When a human life was senselessly taken at a public event, Stephen A. Smith did something the modern left too often forgets: he put decency before partisan scoring. Smith publicly excoriated people who celebrated Charlie Kirk’s assassination and insisted that, regardless of politics, rejoicing at a man’s death is shameful.
That stand is especially notable because the same slick, sanctimonious corners of Hollywood and late-night television were busy trying to weaponize the tragedy for political theater. Jimmy Kimmel’s on-air monologue that tied the killer to “the MAGA gang” and his subsequent walkback sparked outrage and led ABC to briefly pull his show while the FCC even weighed in on whether he had misled viewers.
Meanwhile, the uglier truth the left refuses to face is that many on the radical fringe did celebrate — a fact Smith rightly condemned — and social media was flooded with vile reactions that exposed where hatred really lives in our culture. Conservatives are not inventing grievances; we are watching a double standard where forgiveness and outrage are doled out based on which tribe you belong to.
Give credit where it’s due: Stephen A. Smith didn’t cave to the mob or the narrative machine. He reminded Americans that basic human decency should trump political theater, and that when a father is killed in front of his children, our response must be to mourn, not to gloat. That kind of common-sense decency is precisely what many on the right have been asking for from national voices for years.
And yet the media elites rush to protect their own. Networks and late-night hosts have long enjoyed a free pass for partisan venom, but when a moment of accountability arrives, they pivot to crocodile tears and claims of free speech while refusing to own the consequences of years of dehumanizing rhetoric. The American people deserve consistency — not excuses for hypocrisy.
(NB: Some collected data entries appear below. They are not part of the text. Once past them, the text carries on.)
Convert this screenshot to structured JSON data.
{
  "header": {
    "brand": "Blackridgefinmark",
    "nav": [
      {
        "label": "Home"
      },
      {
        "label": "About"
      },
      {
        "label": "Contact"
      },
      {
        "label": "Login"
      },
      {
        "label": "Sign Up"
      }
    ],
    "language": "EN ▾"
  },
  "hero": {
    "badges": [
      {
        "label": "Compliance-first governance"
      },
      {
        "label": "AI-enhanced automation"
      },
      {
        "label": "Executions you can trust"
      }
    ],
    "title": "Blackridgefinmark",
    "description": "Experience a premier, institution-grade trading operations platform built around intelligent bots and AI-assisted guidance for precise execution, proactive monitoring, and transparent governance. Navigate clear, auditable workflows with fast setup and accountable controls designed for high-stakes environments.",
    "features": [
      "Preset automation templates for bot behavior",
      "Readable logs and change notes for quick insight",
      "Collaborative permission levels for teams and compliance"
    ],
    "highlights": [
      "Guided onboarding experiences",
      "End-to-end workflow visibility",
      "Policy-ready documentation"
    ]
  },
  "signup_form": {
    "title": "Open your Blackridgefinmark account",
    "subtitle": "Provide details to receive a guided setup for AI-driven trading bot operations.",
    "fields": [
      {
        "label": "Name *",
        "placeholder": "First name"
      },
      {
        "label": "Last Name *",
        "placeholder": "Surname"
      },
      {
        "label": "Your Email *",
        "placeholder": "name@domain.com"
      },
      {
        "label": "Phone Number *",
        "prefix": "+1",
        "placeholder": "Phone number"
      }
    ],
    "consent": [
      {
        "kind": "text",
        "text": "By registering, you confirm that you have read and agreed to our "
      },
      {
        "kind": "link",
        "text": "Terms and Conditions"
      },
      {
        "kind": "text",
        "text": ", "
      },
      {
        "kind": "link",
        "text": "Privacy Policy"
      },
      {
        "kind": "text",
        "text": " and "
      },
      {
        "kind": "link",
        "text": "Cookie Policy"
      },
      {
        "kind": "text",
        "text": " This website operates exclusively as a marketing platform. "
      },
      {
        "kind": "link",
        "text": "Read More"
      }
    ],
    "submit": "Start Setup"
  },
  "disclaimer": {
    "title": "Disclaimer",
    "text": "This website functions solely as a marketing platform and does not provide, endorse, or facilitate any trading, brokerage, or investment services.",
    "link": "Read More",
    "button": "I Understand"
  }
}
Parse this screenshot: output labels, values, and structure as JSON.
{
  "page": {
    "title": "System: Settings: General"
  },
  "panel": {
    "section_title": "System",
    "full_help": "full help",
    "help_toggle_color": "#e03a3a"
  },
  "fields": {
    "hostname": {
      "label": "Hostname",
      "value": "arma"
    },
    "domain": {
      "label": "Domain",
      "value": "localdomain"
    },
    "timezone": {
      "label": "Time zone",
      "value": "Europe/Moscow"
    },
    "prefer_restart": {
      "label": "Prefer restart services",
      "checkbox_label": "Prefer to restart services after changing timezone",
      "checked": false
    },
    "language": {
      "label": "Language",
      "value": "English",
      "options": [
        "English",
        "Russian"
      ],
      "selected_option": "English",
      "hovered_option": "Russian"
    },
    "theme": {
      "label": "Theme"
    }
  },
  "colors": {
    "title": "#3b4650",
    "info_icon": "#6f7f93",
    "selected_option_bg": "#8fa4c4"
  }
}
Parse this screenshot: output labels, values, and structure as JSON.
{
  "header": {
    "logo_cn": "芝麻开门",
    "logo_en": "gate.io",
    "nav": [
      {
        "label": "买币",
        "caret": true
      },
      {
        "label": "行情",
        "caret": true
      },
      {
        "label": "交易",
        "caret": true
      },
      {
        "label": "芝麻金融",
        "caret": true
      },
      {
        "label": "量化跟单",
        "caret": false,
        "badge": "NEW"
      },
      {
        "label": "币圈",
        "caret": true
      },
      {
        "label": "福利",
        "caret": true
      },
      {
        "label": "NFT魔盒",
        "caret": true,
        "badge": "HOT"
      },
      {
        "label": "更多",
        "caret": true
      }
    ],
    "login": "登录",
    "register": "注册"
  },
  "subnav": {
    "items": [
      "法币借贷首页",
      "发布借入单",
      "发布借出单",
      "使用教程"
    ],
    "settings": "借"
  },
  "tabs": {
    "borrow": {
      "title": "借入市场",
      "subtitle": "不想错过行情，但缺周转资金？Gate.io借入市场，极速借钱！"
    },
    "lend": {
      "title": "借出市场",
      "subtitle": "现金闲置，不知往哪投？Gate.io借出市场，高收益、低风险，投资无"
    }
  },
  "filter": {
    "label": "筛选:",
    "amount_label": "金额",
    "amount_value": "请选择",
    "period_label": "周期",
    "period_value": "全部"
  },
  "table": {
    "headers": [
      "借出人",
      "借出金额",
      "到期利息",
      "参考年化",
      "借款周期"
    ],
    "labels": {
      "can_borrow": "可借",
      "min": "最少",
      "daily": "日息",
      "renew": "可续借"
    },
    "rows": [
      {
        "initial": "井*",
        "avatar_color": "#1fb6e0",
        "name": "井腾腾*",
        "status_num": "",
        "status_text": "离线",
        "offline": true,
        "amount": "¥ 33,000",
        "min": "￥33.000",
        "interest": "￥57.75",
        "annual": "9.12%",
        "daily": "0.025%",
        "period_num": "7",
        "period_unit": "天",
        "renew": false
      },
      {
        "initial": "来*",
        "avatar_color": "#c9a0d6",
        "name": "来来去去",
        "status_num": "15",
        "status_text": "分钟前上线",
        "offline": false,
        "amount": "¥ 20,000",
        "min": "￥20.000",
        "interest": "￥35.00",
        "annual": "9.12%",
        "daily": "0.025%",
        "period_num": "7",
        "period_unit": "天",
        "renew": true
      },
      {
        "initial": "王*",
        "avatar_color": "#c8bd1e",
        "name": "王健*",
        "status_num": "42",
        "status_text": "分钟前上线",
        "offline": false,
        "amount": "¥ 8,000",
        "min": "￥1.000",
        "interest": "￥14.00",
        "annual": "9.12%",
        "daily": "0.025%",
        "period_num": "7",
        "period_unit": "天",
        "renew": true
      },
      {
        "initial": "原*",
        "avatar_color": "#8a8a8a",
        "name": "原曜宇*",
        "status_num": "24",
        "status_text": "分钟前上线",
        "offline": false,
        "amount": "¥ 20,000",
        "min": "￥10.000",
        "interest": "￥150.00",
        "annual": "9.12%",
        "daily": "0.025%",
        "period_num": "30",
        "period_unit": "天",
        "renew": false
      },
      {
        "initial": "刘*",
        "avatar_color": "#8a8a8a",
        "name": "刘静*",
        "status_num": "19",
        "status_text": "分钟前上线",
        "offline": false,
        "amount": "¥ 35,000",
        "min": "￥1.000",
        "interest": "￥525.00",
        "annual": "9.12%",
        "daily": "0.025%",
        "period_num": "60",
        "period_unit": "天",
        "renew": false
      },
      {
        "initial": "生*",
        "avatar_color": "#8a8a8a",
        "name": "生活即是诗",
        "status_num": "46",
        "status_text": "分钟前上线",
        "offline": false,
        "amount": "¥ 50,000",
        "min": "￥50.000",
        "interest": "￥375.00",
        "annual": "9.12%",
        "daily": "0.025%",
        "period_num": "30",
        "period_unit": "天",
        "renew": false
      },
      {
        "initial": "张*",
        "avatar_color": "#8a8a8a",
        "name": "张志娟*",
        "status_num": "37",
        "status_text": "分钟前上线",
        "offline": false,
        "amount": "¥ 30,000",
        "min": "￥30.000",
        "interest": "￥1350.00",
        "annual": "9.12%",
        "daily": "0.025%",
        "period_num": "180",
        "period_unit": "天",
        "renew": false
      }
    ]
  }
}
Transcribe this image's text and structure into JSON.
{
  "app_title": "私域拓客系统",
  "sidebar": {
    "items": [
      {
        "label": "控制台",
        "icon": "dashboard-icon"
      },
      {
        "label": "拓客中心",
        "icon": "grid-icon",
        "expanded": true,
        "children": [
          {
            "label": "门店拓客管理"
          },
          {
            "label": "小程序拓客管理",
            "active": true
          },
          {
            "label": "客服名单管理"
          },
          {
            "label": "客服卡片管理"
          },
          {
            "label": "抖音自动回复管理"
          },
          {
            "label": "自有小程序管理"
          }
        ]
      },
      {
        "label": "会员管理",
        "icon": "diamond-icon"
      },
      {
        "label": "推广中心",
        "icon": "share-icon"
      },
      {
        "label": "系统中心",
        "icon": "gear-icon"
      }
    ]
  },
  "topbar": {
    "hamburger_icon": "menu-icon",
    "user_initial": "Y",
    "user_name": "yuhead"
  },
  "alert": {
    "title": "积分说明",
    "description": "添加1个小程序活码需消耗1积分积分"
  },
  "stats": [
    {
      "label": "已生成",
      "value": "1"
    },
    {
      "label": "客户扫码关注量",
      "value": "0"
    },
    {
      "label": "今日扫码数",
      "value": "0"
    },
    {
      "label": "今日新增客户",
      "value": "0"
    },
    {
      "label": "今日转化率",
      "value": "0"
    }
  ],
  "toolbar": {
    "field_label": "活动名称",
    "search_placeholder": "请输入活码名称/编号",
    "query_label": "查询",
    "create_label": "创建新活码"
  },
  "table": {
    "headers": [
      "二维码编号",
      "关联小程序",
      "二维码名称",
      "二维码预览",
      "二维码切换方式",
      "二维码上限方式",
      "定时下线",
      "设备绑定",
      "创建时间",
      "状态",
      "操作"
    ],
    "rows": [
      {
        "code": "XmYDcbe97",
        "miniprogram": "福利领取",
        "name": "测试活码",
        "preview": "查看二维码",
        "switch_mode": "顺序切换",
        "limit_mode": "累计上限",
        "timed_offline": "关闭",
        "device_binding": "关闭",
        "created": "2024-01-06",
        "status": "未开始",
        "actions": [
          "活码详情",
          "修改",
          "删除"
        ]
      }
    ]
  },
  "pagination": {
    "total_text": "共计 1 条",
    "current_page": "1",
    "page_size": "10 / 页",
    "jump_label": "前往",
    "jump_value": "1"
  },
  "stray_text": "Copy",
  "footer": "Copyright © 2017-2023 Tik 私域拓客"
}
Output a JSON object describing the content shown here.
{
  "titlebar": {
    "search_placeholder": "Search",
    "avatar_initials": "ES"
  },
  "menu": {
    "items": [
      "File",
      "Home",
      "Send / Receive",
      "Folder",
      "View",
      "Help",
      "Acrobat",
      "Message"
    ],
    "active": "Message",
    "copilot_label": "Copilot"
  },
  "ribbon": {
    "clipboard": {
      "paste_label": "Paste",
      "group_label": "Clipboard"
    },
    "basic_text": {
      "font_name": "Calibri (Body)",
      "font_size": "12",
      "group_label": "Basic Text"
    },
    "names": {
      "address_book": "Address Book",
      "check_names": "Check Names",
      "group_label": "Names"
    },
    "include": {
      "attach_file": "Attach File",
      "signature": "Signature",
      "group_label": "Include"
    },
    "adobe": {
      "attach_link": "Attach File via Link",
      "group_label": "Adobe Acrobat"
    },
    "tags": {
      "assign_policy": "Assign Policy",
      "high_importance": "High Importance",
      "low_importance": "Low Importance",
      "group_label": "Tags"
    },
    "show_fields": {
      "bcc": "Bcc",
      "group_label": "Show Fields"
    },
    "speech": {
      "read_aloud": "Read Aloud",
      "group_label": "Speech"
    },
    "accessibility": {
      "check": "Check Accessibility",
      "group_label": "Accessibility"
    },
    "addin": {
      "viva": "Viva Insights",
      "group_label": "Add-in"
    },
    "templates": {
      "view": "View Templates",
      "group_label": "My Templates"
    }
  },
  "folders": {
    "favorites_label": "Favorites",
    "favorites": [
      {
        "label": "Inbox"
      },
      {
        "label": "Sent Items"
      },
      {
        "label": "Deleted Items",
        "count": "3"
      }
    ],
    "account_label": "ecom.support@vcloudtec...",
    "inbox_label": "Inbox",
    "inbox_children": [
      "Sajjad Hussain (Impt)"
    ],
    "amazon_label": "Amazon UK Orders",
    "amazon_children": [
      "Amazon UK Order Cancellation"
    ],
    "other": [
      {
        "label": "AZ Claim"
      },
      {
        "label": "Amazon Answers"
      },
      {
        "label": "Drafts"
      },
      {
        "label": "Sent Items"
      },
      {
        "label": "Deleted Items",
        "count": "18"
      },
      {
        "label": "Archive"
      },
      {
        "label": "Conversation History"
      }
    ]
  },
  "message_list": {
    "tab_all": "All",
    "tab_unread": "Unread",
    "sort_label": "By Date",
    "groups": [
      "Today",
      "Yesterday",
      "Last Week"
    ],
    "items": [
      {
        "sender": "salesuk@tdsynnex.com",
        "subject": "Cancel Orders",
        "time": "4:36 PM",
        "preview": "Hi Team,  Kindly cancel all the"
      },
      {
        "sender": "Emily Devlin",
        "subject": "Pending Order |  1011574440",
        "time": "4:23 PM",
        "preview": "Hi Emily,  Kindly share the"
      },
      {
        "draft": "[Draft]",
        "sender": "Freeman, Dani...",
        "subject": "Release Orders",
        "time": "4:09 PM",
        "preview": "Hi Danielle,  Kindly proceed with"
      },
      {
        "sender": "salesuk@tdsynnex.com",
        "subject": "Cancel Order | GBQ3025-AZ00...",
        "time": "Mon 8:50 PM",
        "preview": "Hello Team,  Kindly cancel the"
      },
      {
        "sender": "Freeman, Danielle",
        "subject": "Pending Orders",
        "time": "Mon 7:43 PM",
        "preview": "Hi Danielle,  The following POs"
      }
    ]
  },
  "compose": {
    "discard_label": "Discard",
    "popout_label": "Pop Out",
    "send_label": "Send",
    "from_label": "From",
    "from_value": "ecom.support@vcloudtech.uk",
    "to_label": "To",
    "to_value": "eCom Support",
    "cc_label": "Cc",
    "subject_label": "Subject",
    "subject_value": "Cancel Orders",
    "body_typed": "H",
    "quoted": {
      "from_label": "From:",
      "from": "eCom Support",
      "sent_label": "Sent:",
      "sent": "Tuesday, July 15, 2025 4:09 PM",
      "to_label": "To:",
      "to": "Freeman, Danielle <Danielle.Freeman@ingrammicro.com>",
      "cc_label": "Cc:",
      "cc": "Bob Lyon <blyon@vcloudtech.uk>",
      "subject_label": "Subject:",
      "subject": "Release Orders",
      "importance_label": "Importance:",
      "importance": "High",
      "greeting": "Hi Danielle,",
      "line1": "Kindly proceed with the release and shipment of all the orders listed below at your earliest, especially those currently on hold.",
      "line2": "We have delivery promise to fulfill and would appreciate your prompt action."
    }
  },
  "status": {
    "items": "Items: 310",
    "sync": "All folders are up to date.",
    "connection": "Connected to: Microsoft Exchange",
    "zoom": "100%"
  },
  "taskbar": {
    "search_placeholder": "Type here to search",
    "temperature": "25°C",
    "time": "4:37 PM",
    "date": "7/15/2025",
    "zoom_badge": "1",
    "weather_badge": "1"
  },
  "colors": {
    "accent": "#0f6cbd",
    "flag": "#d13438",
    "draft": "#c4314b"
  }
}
If this country is to heal, we must reject the normalization of political violence and the culture that cultivates it on both sides of the aisle, but especially among those who profit from dividing us. Hold the haters accountable, demand real apologies from those who misled the public, and praise the rare voices — like Stephen A. Smith’s — that call for decency in a time when the left’s cancel culture would rather stoke rage than seek reconciliation.